Singing the Psalms


"Give ear to my words, O LORD; give heed to my sighing. Listen to the sound of my cry, my King and my God, for to you I pray. O LORD, in the morning you hear my voice; in the morning I plead my case to you, and watch. For you are not a God who delights in wickedness; evil will not sojourn with you. The boastful will not stand before your eyes; you hate all evildoers. You destroy those who speak lies; the LORD abhors the bloodthirsty and deceitful. But I, through the abundance of your steadfast love, will enter your house, I will bow down toward your holy temple in awe of you. Lead me, O LORD, in your righteousness because of my enemies; make your way straight before me. For there is no truth in their mouths; their hearts are destruction; their throats are open graves; they flatter with their tongues. Make them bear their guilt, O God; let them fall by their own counsels; because of their many transgressions cast them out, for they have rebelled against you. But let all who take refuge in you rejoice; let them ever sing for joy. Spread your protection over them, so that those who love your name may exult in you. For you bless the righteous, O LORD; you cover them with favor as with a shield." - Psalm 5

One of the hardest books of the Bible for me to read is the Book of Psalms. It is challenging because of its poetic language and structure and because of its symbolism and allusion. But, reading the book of Psalms is a joy for me to read because I can’t help singing the songs that are drawn from it when I come upon those passages. I might be happily reading or praying a psalm when suddenly a verse leads me into a well-known hymn or song. The melody plays in my mind and the words of the song drift into my consciousness. The music takes me to a place that I didn’t intend when I began reading. Often the experience deeply enriches the reading.
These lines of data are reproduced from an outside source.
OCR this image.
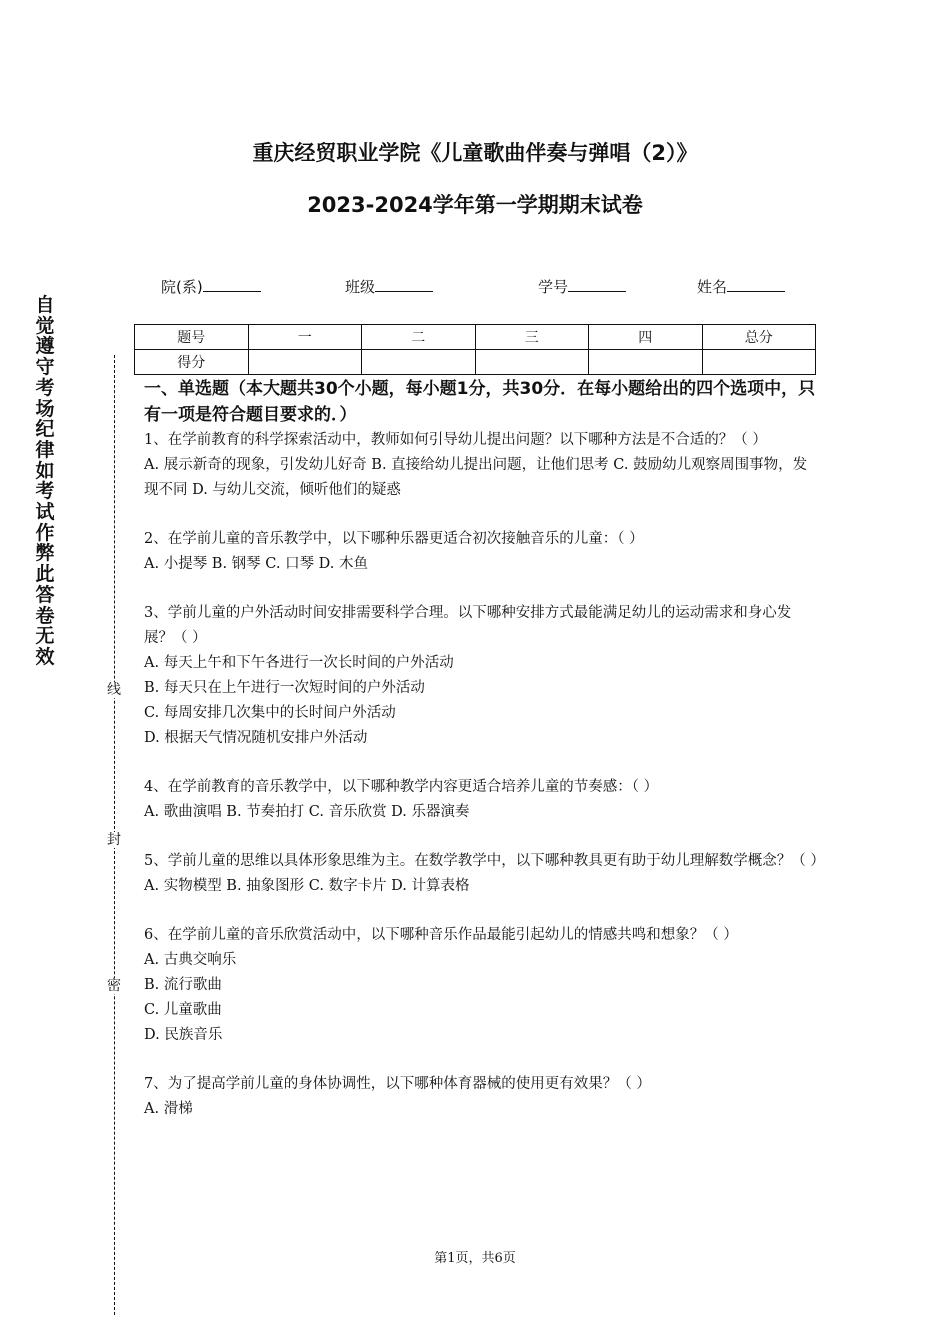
重庆经贸职业学院《儿童歌曲伴奏与弹唱（2）》
2023-2024学年第一学期期末试卷
院(系)	班级	学号	姓名
题号	一	二	三	四	总分
得分					
自觉遵守考场纪律如考试作弊此答卷无效
线
封
密
一、单选题（本大题共30个小题，每小题1分，共30分．在每小题给出的四个选项中，只有一项是符合题目要求的．）

1、在学前教育的科学探索活动中，教师如何引导幼儿提出问题？以下哪种方法是不合适的？（ ）

A. 展示新奇的现象，引发幼儿好奇 B. 直接给幼儿提出问题，让他们思考 C. 鼓励幼儿观察周围事物，发现不同 D. 与幼儿交流，倾听他们的疑惑

2、在学前儿童的音乐教学中，以下哪种乐器更适合初次接触音乐的儿童：（ ）

A. 小提琴 B. 钢琴 C. 口琴 D. 木鱼

3、学前儿童的户外活动时间安排需要科学合理。以下哪种安排方式最能满足幼儿的运动需求和身心发展？（ ）

A. 每天上午和下午各进行一次长时间的户外活动

B. 每天只在上午进行一次短时间的户外活动

C. 每周安排几次集中的长时间户外活动

D. 根据天气情况随机安排户外活动

4、在学前教育的音乐教学中，以下哪种教学内容更适合培养儿童的节奏感：（ ）

A. 歌曲演唱 B. 节奏拍打 C. 音乐欣赏 D. 乐器演奏

5、学前儿童的思维以具体形象思维为主。在数学教学中，以下哪种教具更有助于幼儿理解数学概念？（ ）

A. 实物模型 B. 抽象图形 C. 数字卡片 D. 计算表格

6、在学前儿童的音乐欣赏活动中，以下哪种音乐作品最能引起幼儿的情感共鸣和想象？（ ）

A. 古典交响乐

B. 流行歌曲

C. 儿童歌曲

D. 民族音乐

7、为了提高学前儿童的身体协调性，以下哪种体育器械的使用更有效果？（ ）

A. 滑梯

第1页，共6页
When I read verse 8 of Psalm 5, the words and music of Samuel Wesley, grandson of hymn writer Charles Wesley, waft into my mind:
"Lead me, Lord, lead me in thy righteousness,
make thy way plain before my face.
For it is thou, Lord, thou, Lord only,
that makest me dwell in safety.

The repetition of “thou, Lord only” in the song emphasizes the uniqueness of the Lord’s protection. The drawn-out syllables in “safety” settle us securely in a protective shelter. Rather than detracting from the psalm, these elements of the song complement the psalmist’s themes and enhance the experience of reading or praying. So, this Lent, let us find our refuge in God and ever sing for joy! - The Rev. Kimberly Greway, Chief Operating Officer, Foundation of HOPE / Director of Chaplaincy Services, Allegheny County Jail, Pittsburgh, Pa. / DMin

Protector God, Who straightens our paths and harkens to our cries: hear our words, heed our sighings, hide us from our enemies, that we may take refuge in you and rejoice in your protection with songs and exultations; through Jesus Christ the Crucified, Amen.